Since $S$ always halts (is a decider) and decides if $M$ accepts $w$, we have constructed a decider for $A_{TM}$ and hence have proved the reduction.

R2: The TM acceptance problem reduces to the TM Emptiness Problem

$$A_{TM}\le {\text{EMPTY}}_{TM}$$

Proof

Recall that to prove this reduction, we need to show that can construct a decider for $A_{TM}$ given a decider for ${\text{EMTPY}}_{TM}$. Let $H$ be the decider for ${\text{EMPTY}}_{TM}$ (it takes in $⟨M⟩$ and decides if $M$ rejects every input)

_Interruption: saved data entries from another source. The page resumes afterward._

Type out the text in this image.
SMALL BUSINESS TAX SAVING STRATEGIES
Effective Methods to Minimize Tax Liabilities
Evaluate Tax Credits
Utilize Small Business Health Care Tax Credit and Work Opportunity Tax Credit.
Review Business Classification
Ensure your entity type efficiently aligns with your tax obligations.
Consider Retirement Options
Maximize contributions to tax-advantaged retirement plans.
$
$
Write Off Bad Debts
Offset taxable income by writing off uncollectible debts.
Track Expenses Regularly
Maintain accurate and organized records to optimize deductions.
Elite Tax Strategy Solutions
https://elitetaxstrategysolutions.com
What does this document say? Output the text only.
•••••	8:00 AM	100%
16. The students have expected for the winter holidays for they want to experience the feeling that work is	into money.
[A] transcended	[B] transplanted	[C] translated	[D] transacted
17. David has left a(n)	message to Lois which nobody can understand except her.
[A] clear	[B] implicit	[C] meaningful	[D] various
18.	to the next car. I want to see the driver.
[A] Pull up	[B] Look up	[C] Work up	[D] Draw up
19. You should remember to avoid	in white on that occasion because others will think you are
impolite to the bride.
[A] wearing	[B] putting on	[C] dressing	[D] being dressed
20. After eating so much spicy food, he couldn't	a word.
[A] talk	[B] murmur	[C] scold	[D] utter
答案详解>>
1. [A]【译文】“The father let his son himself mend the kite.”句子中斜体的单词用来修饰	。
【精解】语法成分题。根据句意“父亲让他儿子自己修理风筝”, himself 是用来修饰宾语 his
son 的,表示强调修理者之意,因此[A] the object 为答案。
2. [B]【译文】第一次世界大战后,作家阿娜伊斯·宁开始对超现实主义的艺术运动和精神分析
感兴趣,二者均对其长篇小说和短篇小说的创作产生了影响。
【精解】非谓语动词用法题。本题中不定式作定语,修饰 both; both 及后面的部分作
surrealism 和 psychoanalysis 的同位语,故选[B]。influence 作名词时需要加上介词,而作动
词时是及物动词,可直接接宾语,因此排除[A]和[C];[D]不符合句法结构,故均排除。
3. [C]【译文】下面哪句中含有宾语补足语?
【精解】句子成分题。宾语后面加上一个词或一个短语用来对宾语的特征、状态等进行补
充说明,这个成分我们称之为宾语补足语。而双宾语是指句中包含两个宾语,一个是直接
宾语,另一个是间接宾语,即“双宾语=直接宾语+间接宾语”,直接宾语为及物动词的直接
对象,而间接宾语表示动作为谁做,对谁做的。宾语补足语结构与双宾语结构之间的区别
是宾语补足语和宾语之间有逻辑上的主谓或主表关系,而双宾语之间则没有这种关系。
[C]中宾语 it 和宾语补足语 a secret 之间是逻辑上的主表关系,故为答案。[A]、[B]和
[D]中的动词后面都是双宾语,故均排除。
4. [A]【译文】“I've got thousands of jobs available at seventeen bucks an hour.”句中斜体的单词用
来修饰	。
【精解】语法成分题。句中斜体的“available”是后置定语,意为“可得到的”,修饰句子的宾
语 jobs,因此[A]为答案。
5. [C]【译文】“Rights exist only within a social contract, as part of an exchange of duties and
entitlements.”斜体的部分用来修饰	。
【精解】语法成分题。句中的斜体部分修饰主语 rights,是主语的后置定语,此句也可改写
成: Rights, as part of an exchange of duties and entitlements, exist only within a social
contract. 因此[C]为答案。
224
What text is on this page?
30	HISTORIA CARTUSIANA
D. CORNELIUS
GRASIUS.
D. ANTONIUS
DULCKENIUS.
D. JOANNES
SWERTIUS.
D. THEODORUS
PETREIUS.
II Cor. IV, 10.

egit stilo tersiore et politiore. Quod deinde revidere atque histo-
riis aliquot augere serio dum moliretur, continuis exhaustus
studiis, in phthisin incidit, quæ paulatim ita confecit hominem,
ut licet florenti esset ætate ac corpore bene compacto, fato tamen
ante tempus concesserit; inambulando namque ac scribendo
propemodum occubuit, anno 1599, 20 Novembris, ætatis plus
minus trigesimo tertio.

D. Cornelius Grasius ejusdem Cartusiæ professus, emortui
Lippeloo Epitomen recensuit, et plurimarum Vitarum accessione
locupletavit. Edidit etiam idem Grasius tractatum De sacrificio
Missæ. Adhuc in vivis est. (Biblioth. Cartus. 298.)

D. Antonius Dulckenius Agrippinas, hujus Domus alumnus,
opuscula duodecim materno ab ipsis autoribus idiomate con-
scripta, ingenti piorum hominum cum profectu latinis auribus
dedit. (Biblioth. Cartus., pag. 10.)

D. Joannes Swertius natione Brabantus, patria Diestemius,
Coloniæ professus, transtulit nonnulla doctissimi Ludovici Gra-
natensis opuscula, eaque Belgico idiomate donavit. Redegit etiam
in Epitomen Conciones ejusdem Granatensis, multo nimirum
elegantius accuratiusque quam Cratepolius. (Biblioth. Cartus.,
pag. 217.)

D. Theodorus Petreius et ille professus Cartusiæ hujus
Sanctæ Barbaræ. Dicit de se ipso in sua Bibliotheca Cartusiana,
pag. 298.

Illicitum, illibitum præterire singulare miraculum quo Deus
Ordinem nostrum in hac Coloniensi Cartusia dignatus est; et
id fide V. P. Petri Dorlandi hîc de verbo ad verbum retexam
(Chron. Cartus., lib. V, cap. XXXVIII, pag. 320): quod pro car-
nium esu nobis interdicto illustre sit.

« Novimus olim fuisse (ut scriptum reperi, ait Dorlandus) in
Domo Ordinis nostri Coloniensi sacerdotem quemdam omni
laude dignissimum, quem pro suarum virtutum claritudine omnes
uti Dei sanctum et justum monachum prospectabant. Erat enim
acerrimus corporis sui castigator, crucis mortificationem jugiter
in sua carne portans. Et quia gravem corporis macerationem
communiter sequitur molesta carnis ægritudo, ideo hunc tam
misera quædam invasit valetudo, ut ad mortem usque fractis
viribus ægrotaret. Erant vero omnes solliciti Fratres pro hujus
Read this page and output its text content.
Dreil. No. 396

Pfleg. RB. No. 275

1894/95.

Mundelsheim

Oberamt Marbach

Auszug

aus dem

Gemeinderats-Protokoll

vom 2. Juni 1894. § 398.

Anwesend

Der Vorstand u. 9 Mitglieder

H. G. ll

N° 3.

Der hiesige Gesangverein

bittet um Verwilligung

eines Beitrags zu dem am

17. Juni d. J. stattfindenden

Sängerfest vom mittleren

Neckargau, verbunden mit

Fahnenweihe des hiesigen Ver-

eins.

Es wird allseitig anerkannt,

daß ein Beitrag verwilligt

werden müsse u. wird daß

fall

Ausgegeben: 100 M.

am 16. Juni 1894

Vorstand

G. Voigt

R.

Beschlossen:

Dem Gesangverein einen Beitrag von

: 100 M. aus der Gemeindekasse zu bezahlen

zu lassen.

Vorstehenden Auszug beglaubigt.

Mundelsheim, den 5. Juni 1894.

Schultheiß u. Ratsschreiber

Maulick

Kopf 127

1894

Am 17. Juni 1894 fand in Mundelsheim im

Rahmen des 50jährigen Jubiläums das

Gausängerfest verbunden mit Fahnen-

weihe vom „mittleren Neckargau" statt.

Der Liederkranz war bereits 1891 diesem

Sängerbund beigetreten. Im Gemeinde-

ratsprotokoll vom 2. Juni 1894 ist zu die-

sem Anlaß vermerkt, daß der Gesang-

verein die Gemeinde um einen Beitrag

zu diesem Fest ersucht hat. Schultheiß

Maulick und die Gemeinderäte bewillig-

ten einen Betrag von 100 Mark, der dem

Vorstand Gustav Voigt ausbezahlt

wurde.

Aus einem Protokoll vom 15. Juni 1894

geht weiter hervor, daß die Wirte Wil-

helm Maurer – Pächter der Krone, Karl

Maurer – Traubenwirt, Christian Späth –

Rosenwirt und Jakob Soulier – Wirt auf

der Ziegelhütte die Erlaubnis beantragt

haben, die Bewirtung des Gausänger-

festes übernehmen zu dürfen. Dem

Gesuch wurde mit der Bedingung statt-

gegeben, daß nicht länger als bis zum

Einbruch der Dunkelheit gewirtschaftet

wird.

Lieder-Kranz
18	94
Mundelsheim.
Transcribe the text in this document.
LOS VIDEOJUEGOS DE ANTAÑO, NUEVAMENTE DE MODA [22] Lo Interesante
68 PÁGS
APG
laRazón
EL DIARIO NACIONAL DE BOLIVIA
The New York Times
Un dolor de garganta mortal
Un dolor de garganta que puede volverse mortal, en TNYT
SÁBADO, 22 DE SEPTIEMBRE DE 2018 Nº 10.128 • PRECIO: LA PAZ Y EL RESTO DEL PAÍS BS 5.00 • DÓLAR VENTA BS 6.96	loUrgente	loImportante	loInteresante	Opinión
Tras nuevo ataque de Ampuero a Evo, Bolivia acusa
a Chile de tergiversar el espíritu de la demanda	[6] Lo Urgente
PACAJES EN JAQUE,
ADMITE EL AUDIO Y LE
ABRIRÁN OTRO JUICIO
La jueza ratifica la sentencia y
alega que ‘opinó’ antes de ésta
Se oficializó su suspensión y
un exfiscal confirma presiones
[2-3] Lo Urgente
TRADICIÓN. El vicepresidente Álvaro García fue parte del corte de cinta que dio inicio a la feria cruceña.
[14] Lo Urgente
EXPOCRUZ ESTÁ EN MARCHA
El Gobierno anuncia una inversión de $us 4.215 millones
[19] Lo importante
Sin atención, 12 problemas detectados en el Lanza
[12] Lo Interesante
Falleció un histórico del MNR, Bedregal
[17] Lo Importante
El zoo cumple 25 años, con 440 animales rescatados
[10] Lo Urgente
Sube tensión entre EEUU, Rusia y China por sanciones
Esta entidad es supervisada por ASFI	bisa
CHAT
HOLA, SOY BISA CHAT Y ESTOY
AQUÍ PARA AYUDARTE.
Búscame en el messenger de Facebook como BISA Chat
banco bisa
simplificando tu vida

We can construct a new decider $S$ for $A_{TM}$ as follows:

• $S$ takes in $⟨M,w⟩$
• Inside $S$, we construct a new Turing machine $T$ that takes in a string $x$ simulates $M$ independent of input:

$$T=\{\begin{array}{ll}\text{Accept},& \text{M accepts w}\\ \text{Reject},& \text{M rejects w}\\ \text{Run Forever},& \text{M runs forever }\end{array}$$

• Note that $T$ does not depend on $x$. It only depends on $M$ and $w$ which are ‘fixed’. Meaning, if $M$ accepts $w$, then $T$ accepts everything. If $M$ rejects $w$, $T$ rejects everything. Thus:
• Thus:

$$L(T)=\{\begin{array}{ll}{\Sigma }^{\ast },& \text{M accepts w}\\ \varnothing ,& \text{M rejects w}\\ \varnothing ,& \text{M runs forever}\end{array}$$

• Then, we run the emptiness decider $H$ on $T$. Since $H$ accepts when $L(T)=\varnothing$, this means that $M$ either rejects $w$ or runs forever (in either case, it does not accept $w$). If $H$ rejects, then $L(T)={\Sigma }^{\ast }$ so $M$ accepts $w$

Thus, we have created a decider $S$ (since $H$ is a decider) that decides if $M$ accepts $w$. So we have proven the reduction.

Applications §

• If the TM acceptance problem, $A_{TM}$ was decidable, it would imply that satisfiability in predicate logic would be decidable (since the decider could be converted into an algorithm)
• The TM acceptance problem, $A_{TM}$ is useful in static code analysis, as it can determine if a given program satisfies its specifications (accepts some input strings) without actually running the program. It also helps identify security vulnerabilities and runtime errors.
  • This has critical applications in defence and medicine
• Since the DFA acceptance problem, $A_{DFA}$ is decidable, any program that can be modelled as an equivalent DFA can be ‘checked’ by a Turing machine.